Peer-to-peer (P2P) rental markets are flourishing for many reasons, Zeckhauser and Horton argue, not the least of which are recent technological innovations which have made it easier to reach wide audiences while simultaneously lowering transaction costs.  But the authors claim that is just a part of the story.

“P2P rental markets rely heavily on the hard-won industrial experience in the design and management online marketplaces,” they write. “In particular, recommender systems and reputation systems all emerged during the early days of electronic commerce and are now relied on extensively in P2P rental markets. This knowledge allows P2P rental platforms to overcome—or at least ameliorate—market problems such as facilitating trust, lowering search costs and reducing moral hazard and adverse selection.”

Zeckhauser and Horton conclude that as P2P markets continue to grow, manufacturers may begin designing goods specifically for those markets.  “For example, locks on cars and houses that allow remote entry will be more appealing.
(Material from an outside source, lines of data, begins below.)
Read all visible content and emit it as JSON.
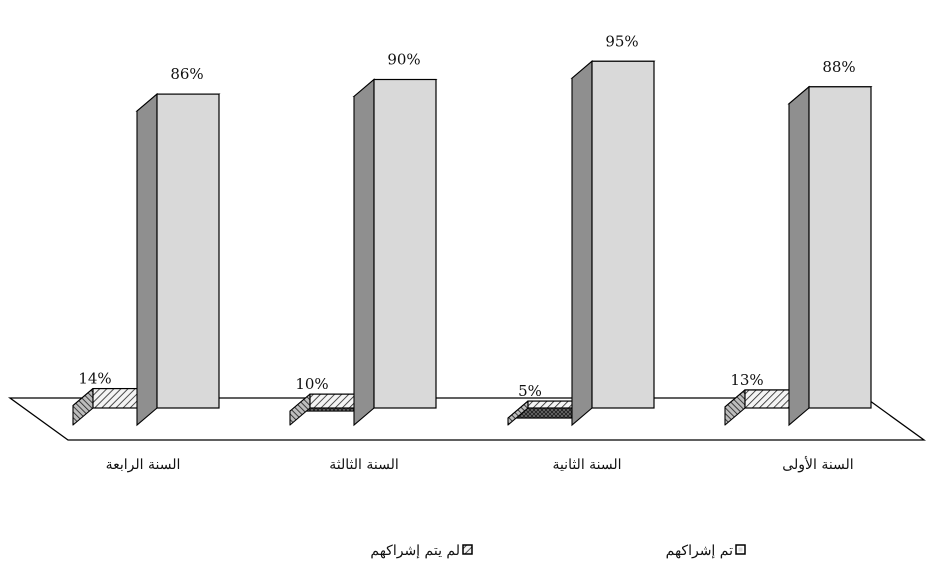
{
  "chart_data": {
    "type": "bar",
    "style": "3d-clustered",
    "categories": [
      "السنة الرابعة",
      "السنة الثالثة",
      "السنة الثانية",
      "السنة الأولى"
    ],
    "series": [
      {
        "name": "لم يتم إشراكهم",
        "values": [
          14,
          10,
          5,
          13
        ],
        "labels": [
          "14%",
          "10%",
          "5%",
          "13%"
        ],
        "fill": "hatched-light",
        "side_color": "#7a7a7a",
        "top_color": "#8c8c8c"
      },
      {
        "name": "تم إشراكهم",
        "values": [
          86,
          90,
          95,
          88
        ],
        "labels": [
          "86%",
          "90%",
          "95%",
          "88%"
        ],
        "fill": "#d9d9d9",
        "side_color": "#8f8f8f",
        "top_color": "#a6a6a6"
      }
    ],
    "ylim": [
      0,
      100
    ],
    "grid": false,
    "legend_position": "bottom-center",
    "legend_order": [
      1,
      0
    ]
  }
}
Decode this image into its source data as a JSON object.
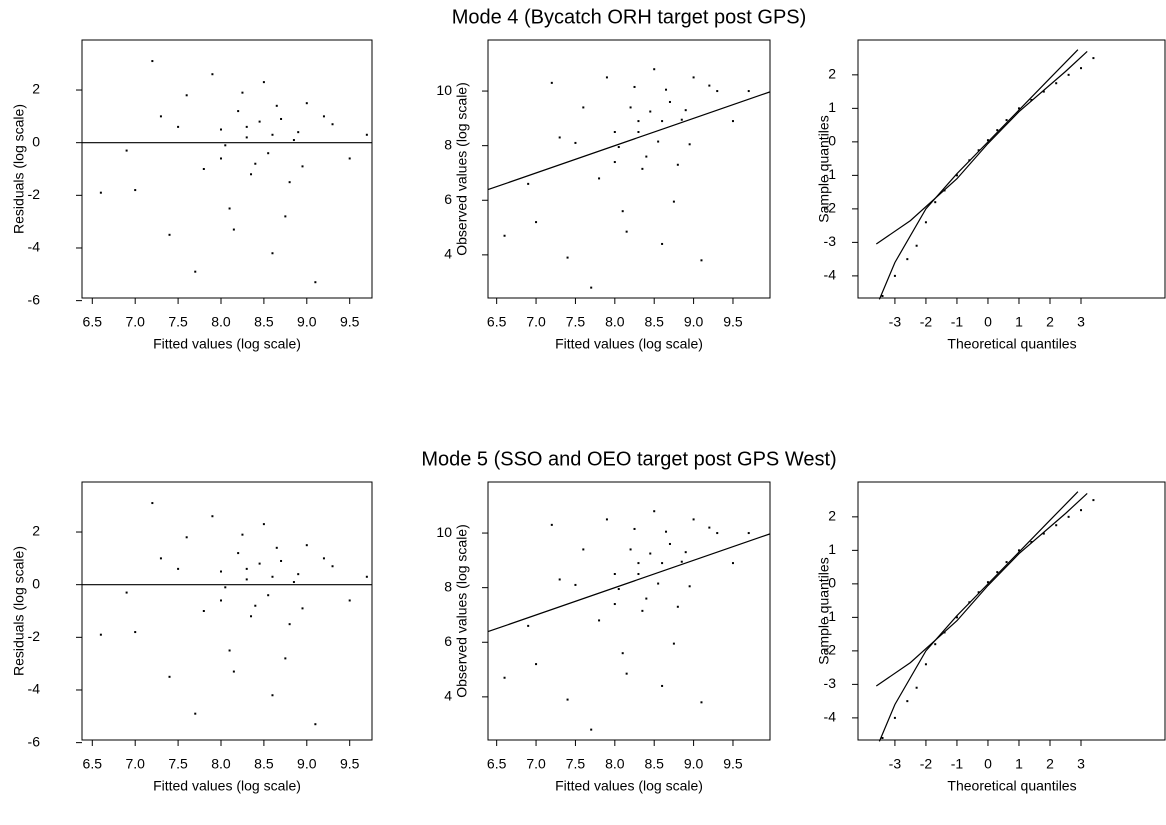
{
  "chart_data": [
    {
      "type": "scatter",
      "xlabel": "Fitted values (log scale)",
      "ylabel": "Residuals (log scale)",
      "color": "#000000",
      "x": [
        7.2,
        7.6,
        7.8,
        8.0,
        8.1,
        8.2,
        8.3,
        8.4,
        8.5,
        8.6,
        8.7,
        8.8,
        8.9,
        9.0,
        9.1,
        9.3,
        9.5,
        6.9,
        7.0,
        7.4,
        7.5,
        7.7,
        7.9,
        8.05,
        8.15,
        8.25,
        8.35,
        8.45,
        8.55,
        8.65,
        8.75,
        8.85,
        8.95,
        9.2,
        9.7,
        6.6,
        7.3,
        8.0,
        8.3,
        8.6
      ],
      "values": [
        3.1,
        1.8,
        -1.0,
        0.5,
        -2.5,
        1.2,
        0.2,
        -0.8,
        2.3,
        -4.2,
        0.9,
        -1.5,
        0.4,
        1.5,
        -5.3,
        0.7,
        -0.6,
        -0.3,
        -1.8,
        -3.5,
        0.6,
        -4.9,
        2.6,
        -0.1,
        -3.3,
        1.9,
        -1.2,
        0.8,
        -0.4,
        1.4,
        -2.8,
        0.1,
        -0.9,
        1.0,
        0.3,
        -1.9,
        1.0,
        -0.6,
        0.6,
        0.3
      ],
      "lines": [
        {
          "x": [
            6.38,
            9.76
          ],
          "values": [
            0,
            0
          ]
        }
      ],
      "xlim": [
        6.38,
        9.76
      ],
      "ylim": [
        -5.9,
        3.9
      ],
      "xticks": [
        6.5,
        {
          "value": 7,
          "label": "7.0"
        },
        7.5,
        {
          "value": 8,
          "label": "8.0"
        },
        8.5,
        {
          "value": 9,
          "label": "9.0"
        },
        9.5
      ],
      "yticks": [
        -6,
        -4,
        -2,
        0,
        2
      ]
    },
    {
      "type": "scatter",
      "title": "Mode 4 (Bycatch ORH target post GPS)",
      "xlabel": "Fitted values (log scale)",
      "ylabel": "Observed values (log scale)",
      "color": "#000000",
      "x": [
        7.2,
        7.6,
        7.8,
        8.0,
        8.1,
        8.2,
        8.3,
        8.4,
        8.5,
        8.6,
        8.7,
        8.8,
        8.9,
        9.0,
        9.1,
        9.3,
        9.5,
        6.9,
        7.0,
        7.4,
        7.5,
        7.7,
        7.9,
        8.05,
        8.15,
        8.25,
        8.35,
        8.45,
        8.55,
        8.65,
        8.75,
        8.85,
        8.95,
        9.2,
        9.7,
        6.6,
        7.3,
        8.0,
        8.3,
        8.6
      ],
      "values": [
        10.3,
        9.4,
        6.8,
        8.5,
        5.6,
        9.4,
        8.5,
        7.6,
        10.8,
        4.4,
        9.6,
        7.3,
        9.3,
        10.5,
        3.8,
        10.0,
        8.9,
        6.6,
        5.2,
        3.9,
        8.1,
        2.8,
        10.5,
        7.95,
        4.85,
        10.15,
        7.15,
        9.25,
        8.15,
        10.05,
        5.95,
        8.95,
        8.05,
        10.2,
        10.0,
        4.7,
        8.3,
        7.4,
        8.9,
        8.9
      ],
      "lines": [
        {
          "x": [
            6.39,
            9.97
          ],
          "values": [
            6.39,
            9.97
          ]
        }
      ],
      "xlim": [
        6.39,
        9.97
      ],
      "ylim": [
        2.42,
        11.87
      ],
      "xticks": [
        6.5,
        {
          "value": 7,
          "label": "7.0"
        },
        7.5,
        {
          "value": 8,
          "label": "8.0"
        },
        8.5,
        {
          "value": 9,
          "label": "9.0"
        },
        9.5
      ],
      "yticks": [
        4,
        6,
        8,
        10
      ]
    },
    {
      "type": "scatter",
      "xlabel": "Theoretical quantiles",
      "ylabel": "Sample quantiles",
      "color": "#000000",
      "x": [
        -3.4,
        -3.0,
        -2.6,
        -2.3,
        -2.0,
        -1.7,
        -1.4,
        -1.0,
        -0.6,
        -0.3,
        0,
        0.3,
        0.6,
        1.0,
        1.4,
        1.8,
        2.2,
        2.6,
        3.0,
        3.4
      ],
      "values": [
        -4.6,
        -4.0,
        -3.5,
        -3.1,
        -2.4,
        -1.8,
        -1.45,
        -1.0,
        -0.55,
        -0.25,
        0.05,
        0.35,
        0.65,
        1.0,
        1.25,
        1.5,
        1.75,
        2.0,
        2.2,
        2.5
      ],
      "lines": [
        {
          "x": [
            -3.6,
            -2.5,
            -1,
            0,
            1,
            2.5,
            3.2
          ],
          "values": [
            -3.05,
            -2.35,
            -1.1,
            -0.05,
            0.9,
            2.1,
            2.7
          ]
        },
        {
          "x": [
            -3.5,
            -3,
            -2,
            -1,
            0,
            1,
            2,
            2.9
          ],
          "values": [
            -4.7,
            -3.6,
            -2.0,
            -0.95,
            0.0,
            0.95,
            1.9,
            2.75
          ]
        }
      ],
      "xlim": [
        -4.19,
        5.74
      ],
      "ylim": [
        -4.66,
        3.04
      ],
      "xticks": [
        -3,
        -2,
        -1,
        0,
        1,
        2,
        3
      ],
      "yticks": [
        -4,
        -3,
        -2,
        -1,
        0,
        1,
        2
      ]
    },
    {
      "type": "scatter",
      "xlabel": "Fitted values (log scale)",
      "ylabel": "Residuals (log scale)",
      "color": "#000000",
      "x": [
        7.2,
        7.6,
        7.8,
        8.0,
        8.1,
        8.2,
        8.3,
        8.4,
        8.5,
        8.6,
        8.7,
        8.8,
        8.9,
        9.0,
        9.1,
        9.3,
        9.5,
        6.9,
        7.0,
        7.4,
        7.5,
        7.7,
        7.9,
        8.05,
        8.15,
        8.25,
        8.35,
        8.45,
        8.55,
        8.65,
        8.75,
        8.85,
        8.95,
        9.2,
        9.7,
        6.6,
        7.3,
        8.0,
        8.3,
        8.6
      ],
      "values": [
        3.1,
        1.8,
        -1.0,
        0.5,
        -2.5,
        1.2,
        0.2,
        -0.8,
        2.3,
        -4.2,
        0.9,
        -1.5,
        0.4,
        1.5,
        -5.3,
        0.7,
        -0.6,
        -0.3,
        -1.8,
        -3.5,
        0.6,
        -4.9,
        2.6,
        -0.1,
        -3.3,
        1.9,
        -1.2,
        0.8,
        -0.4,
        1.4,
        -2.8,
        0.1,
        -0.9,
        1.0,
        0.3,
        -1.9,
        1.0,
        -0.6,
        0.6,
        0.3
      ],
      "lines": [
        {
          "x": [
            6.38,
            9.76
          ],
          "values": [
            0,
            0
          ]
        }
      ],
      "xlim": [
        6.38,
        9.76
      ],
      "ylim": [
        -5.9,
        3.9
      ],
      "xticks": [
        6.5,
        {
          "value": 7,
          "label": "7.0"
        },
        7.5,
        {
          "value": 8,
          "label": "8.0"
        },
        8.5,
        {
          "value": 9,
          "label": "9.0"
        },
        9.5
      ],
      "yticks": [
        -6,
        -4,
        -2,
        0,
        2
      ]
    },
    {
      "type": "scatter",
      "title": "Mode 5 (SSO and OEO target post GPS West)",
      "xlabel": "Fitted values (log scale)",
      "ylabel": "Observed values (log scale)",
      "color": "#000000",
      "x": [
        7.2,
        7.6,
        7.8,
        8.0,
        8.1,
        8.2,
        8.3,
        8.4,
        8.5,
        8.6,
        8.7,
        8.8,
        8.9,
        9.0,
        9.1,
        9.3,
        9.5,
        6.9,
        7.0,
        7.4,
        7.5,
        7.7,
        7.9,
        8.05,
        8.15,
        8.25,
        8.35,
        8.45,
        8.55,
        8.65,
        8.75,
        8.85,
        8.95,
        9.2,
        9.7,
        6.6,
        7.3,
        8.0,
        8.3,
        8.6
      ],
      "values": [
        10.3,
        9.4,
        6.8,
        8.5,
        5.6,
        9.4,
        8.5,
        7.6,
        10.8,
        4.4,
        9.6,
        7.3,
        9.3,
        10.5,
        3.8,
        10.0,
        8.9,
        6.6,
        5.2,
        3.9,
        8.1,
        2.8,
        10.5,
        7.95,
        4.85,
        10.15,
        7.15,
        9.25,
        8.15,
        10.05,
        5.95,
        8.95,
        8.05,
        10.2,
        10.0,
        4.7,
        8.3,
        7.4,
        8.9,
        8.9
      ],
      "lines": [
        {
          "x": [
            6.39,
            9.97
          ],
          "values": [
            6.39,
            9.97
          ]
        }
      ],
      "xlim": [
        6.39,
        9.97
      ],
      "ylim": [
        2.42,
        11.87
      ],
      "xticks": [
        6.5,
        {
          "value": 7,
          "label": "7.0"
        },
        7.5,
        {
          "value": 8,
          "label": "8.0"
        },
        8.5,
        {
          "value": 9,
          "label": "9.0"
        },
        9.5
      ],
      "yticks": [
        4,
        6,
        8,
        10
      ]
    },
    {
      "type": "scatter",
      "xlabel": "Theoretical quantiles",
      "ylabel": "Sample quantiles",
      "color": "#000000",
      "x": [
        -3.4,
        -3.0,
        -2.6,
        -2.3,
        -2.0,
        -1.7,
        -1.4,
        -1.0,
        -0.6,
        -0.3,
        0,
        0.3,
        0.6,
        1.0,
        1.4,
        1.8,
        2.2,
        2.6,
        3.0,
        3.4
      ],
      "values": [
        -4.6,
        -4.0,
        -3.5,
        -3.1,
        -2.4,
        -1.8,
        -1.45,
        -1.0,
        -0.55,
        -0.25,
        0.05,
        0.35,
        0.65,
        1.0,
        1.25,
        1.5,
        1.75,
        2.0,
        2.2,
        2.5
      ],
      "lines": [
        {
          "x": [
            -3.6,
            -2.5,
            -1,
            0,
            1,
            2.5,
            3.2
          ],
          "values": [
            -3.05,
            -2.35,
            -1.1,
            -0.05,
            0.9,
            2.1,
            2.7
          ]
        },
        {
          "x": [
            -3.5,
            -3,
            -2,
            -1,
            0,
            1,
            2,
            2.9
          ],
          "values": [
            -4.7,
            -3.6,
            -2.0,
            -0.95,
            0.0,
            0.95,
            1.9,
            2.75
          ]
        }
      ],
      "xlim": [
        -4.19,
        5.74
      ],
      "ylim": [
        -4.66,
        3.04
      ],
      "xticks": [
        -3,
        -2,
        -1,
        0,
        1,
        2,
        3
      ],
      "yticks": [
        -4,
        -3,
        -2,
        -1,
        0,
        1,
        2
      ]
    }
  ]
}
The emerging Internet-of-Things will make it easier to identify goods that are not being used at a moment in time and perhaps facilitate trade automatically.

“Similarly, technologies that make it easier to monitor usage (GPS, embedded sensors, streaming video of how they are being used and so on) should make contracting easier and reduce some of the informational asymmetries that contribute to transaction costs,” they write. 

Richard Zeckhauser is the Frank P. Ramsey Professor of Political Economy at Harvard Kennedy School. His contributions to decision theory and behavioral economics include the concepts of quality-adjusted life years (QALYs), status quo bias, betrayal aversion, and ignorance (states of the world unknown) as a complement to the categories of risk and uncertainty.